By stripping out this flag, these ISPs prevent the email servers from successfully encrypting their conversation, and by default the servers will proceed to send email unencrypted. Some firewalls, including Cisco's PIX/ASA firewall do this in order to monitor for spam originating from within their network and prevent it from being sent. Unfortunately, this causes collateral damage: the sending server will proceed to transmit plaintext email over the public Internet, where it is subject to eavesdropping and interception.
Although I wouldn't trust the content of your non-PGP email to ever be secure, this could potentially lead to your email account password being transmitted in-the-clear, depending on how your email client and server are configured.

Re: Yes but... (Score: 1, Informative)

by Anonymous Coward on 2014-11-13 00:08 (#2V17)
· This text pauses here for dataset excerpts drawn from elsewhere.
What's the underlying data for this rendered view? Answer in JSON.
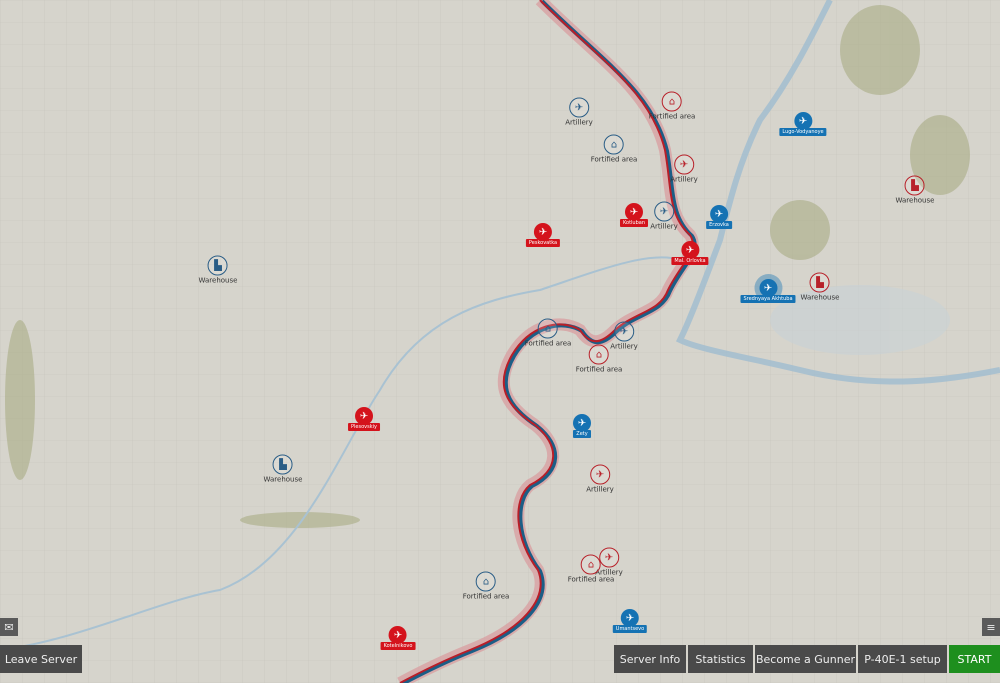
{
  "colors": {
    "red": "#d4131c",
    "blue": "#1572b3",
    "start": "#1e8f1e",
    "button": "#4a4a4a",
    "map": "#d6d4cc"
  },
  "objectives": [
    {
      "side": "red",
      "type": "fortified",
      "label": "Fortified area"
    },
    {
      "side": "red",
      "type": "artillery",
      "label": "Artillery"
    },
    {
      "side": "red",
      "type": "fortified",
      "label": "Fortified area"
    },
    {
      "side": "red",
      "type": "artillery",
      "label": "Artillery"
    },
    {
      "side": "red",
      "type": "artillery",
      "label": "Artillery"
    },
    {
      "side": "red",
      "type": "fortified",
      "label": "Fortified area"
    },
    {
      "side": "red",
      "type": "warehouse",
      "label": "Warehouse"
    },
    {
      "side": "red",
      "type": "warehouse",
      "label": "Warehouse"
    },
    {
      "side": "blue",
      "type": "artillery",
      "label": "Artillery"
    },
    {
      "side": "blue",
      "type": "fortified",
      "label": "Fortified area"
    },
    {
      "side": "blue",
      "type": "artillery",
      "label": "Artillery"
    },
    {
      "side": "blue",
      "type": "fortified",
      "label": "Fortified area"
    },
    {
      "side": "blue",
      "type": "artillery",
      "label": "Artillery"
    },
    {
      "side": "blue",
      "type": "warehouse",
      "label": "Warehouse"
    },
    {
      "side": "blue",
      "type": "warehouse",
      "label": "Warehouse"
    },
    {
      "side": "blue",
      "type": "fortified",
      "label": "Fortified area"
    }
  ],
  "airfields": [
    {
      "side": "red",
      "label": "Peskovatka"
    },
    {
      "side": "red",
      "label": "Kotluban"
    },
    {
      "side": "red",
      "label": "Mal. Orlovka"
    },
    {
      "side": "red",
      "label": "Plesovskiy"
    },
    {
      "side": "red",
      "label": "Kotelnikovo"
    },
    {
      "side": "blue",
      "label": "Erzovka"
    },
    {
      "side": "blue",
      "label": "Lugo-Vodyanoye"
    },
    {
      "side": "blue",
      "label": "Srednyaya Akhtuba",
      "selected": true
    },
    {
      "side": "blue",
      "label": "Zety"
    },
    {
      "side": "blue",
      "label": "Umantsevo"
    }
  ],
  "buttons": {
    "leave": "Leave Server",
    "server_info": "Server Info",
    "statistics": "Statistics",
    "gunner": "Become a Gunner",
    "setup": "P-40E-1 setup",
    "start": "START"
  },
  "icons": {
    "chat": "chat-icon",
    "list": "list-icon",
    "artillery": "cannon-icon",
    "fortified": "bunker-icon",
    "warehouse": "factory-icon",
    "airfield": "plane-icon"
  }
}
And even if there is... is it valid?
Not legally, not in the UK:
New s. 296ZG of the 1988 Act created new rights in respect of electronic rights management information metadata. The right is infringed by:

the person who knowingly removes electronic copyright management information which is associated with a copy of a copyright work, or appears in connection with the communication to the public of a copyright work;
the person who knowingly distributes or communicates to the public copies of a work from which electronic rights management information has been removed.
What does the DMCA have to say about such matters?